Paper Summary: Large Language Models Encode Clinical Knowledge
This is a recent paper (December 2022) from Google Research and DeepMind that appeared in Arxiv.
TL; DR: The paper introduces a Large Language Model (LLM) that is tailored to answer questions about clinical (medical) domain. It achieves SOTA results on various domain specific datasets.
Large Language Models continue to demonstrate great potentials in natural language understanding and generation. These models do not just answer factual questions such as: “Where is Eifel Tower?” but also show signs of reasoning and coming up with answers that mymics human thought process. Even though we are still early in the journey, there are increasing number of demonstrations of LLMs in domain specific use cases. In this paper, authors explored how LLMs can be used to answer questions in clinical domain.
Since this is a paper from Google, the authors utilize Google’s PaLM, a 540-billion parameter, dense decoder-only Transformer model trained with the Pathways system. Currently, there are various challenges, such as hallucinations, consistency, in LLMs that prevent wider adoption in critical domains such as in clinical settings. Authors recognize these challenges and introduce a framework for human evaluation of model answers. I think this is critical for these kinds of systems as we are currently not there yet to comprehensively evaluate the accuracy of these models.
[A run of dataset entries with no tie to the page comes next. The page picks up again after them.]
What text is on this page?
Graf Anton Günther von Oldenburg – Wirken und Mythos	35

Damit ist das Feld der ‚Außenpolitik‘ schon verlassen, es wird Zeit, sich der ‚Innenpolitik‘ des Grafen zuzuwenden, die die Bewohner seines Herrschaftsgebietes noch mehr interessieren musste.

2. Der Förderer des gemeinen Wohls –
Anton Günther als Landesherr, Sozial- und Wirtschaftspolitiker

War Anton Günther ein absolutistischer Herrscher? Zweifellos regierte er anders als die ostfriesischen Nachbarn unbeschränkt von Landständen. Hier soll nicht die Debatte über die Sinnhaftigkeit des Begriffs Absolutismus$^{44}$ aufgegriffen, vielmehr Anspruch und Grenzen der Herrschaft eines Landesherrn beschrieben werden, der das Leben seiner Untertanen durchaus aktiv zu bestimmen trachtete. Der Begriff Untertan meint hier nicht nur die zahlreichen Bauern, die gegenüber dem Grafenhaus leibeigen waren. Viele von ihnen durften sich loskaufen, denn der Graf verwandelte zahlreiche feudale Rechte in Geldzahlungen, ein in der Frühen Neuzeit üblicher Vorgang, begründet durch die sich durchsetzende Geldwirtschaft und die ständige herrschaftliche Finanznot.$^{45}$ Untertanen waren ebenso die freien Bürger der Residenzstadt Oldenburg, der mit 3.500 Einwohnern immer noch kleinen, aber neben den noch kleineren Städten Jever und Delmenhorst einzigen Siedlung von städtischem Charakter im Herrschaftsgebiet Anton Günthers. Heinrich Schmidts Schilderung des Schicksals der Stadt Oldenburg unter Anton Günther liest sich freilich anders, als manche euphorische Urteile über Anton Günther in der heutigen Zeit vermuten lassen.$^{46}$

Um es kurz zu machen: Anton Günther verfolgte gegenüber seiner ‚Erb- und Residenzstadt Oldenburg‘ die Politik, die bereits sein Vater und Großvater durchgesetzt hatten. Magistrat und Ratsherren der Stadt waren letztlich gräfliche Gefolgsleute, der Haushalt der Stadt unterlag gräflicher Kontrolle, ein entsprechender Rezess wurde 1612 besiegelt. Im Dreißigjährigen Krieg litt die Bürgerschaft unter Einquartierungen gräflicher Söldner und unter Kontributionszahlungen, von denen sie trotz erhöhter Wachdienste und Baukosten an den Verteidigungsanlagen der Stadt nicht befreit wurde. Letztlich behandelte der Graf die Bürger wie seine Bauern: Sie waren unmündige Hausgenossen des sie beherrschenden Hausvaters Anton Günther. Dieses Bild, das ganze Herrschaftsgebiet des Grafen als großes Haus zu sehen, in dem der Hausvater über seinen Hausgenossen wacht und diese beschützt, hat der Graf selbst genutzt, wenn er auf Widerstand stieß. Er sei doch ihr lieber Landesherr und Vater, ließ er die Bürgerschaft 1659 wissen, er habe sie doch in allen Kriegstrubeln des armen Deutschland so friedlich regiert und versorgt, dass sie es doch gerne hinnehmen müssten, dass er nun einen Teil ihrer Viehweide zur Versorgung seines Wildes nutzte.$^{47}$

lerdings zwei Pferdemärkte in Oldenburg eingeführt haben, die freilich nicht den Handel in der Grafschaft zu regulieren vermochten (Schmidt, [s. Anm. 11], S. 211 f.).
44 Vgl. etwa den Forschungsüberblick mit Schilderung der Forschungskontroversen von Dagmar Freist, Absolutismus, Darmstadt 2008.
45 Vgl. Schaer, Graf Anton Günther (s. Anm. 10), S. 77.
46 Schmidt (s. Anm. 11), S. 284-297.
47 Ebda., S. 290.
The paper showcased that Flan-PaLM (an instruction-tuned variant of PaLM itself), achieves SOTA on various benchmarks. It uses a combination of few shot, chain of thoughts and self-consistency prompting strategies. At the same time, human evaluation reveals that there are gaps in responses. To alleviate this author introduced “instruction prompt tuning”, a parameter-efficient alignment of LLMs to new domains using a few examples and called the new model Med-PaLM, which basically applied instruction prompt tuning to adapt Flan-PaLM to medical domain. Med-PaLM sampled examples from MultiMedQA free-response datasets (HealthSearchQA, MedicationQA, LiveQA). A panel of five clinicians asked to provide exemplar answers, in total 40 examples used for instruction prompt tuning training. Notice the few examples used to tune the model. The results show promising but still inferior to clinicians.
As LLMs shows promising results, clinical settings will be one area companies will definetely target, however at the same time, it will be one of the most challenging ones given the regulations and human aspects.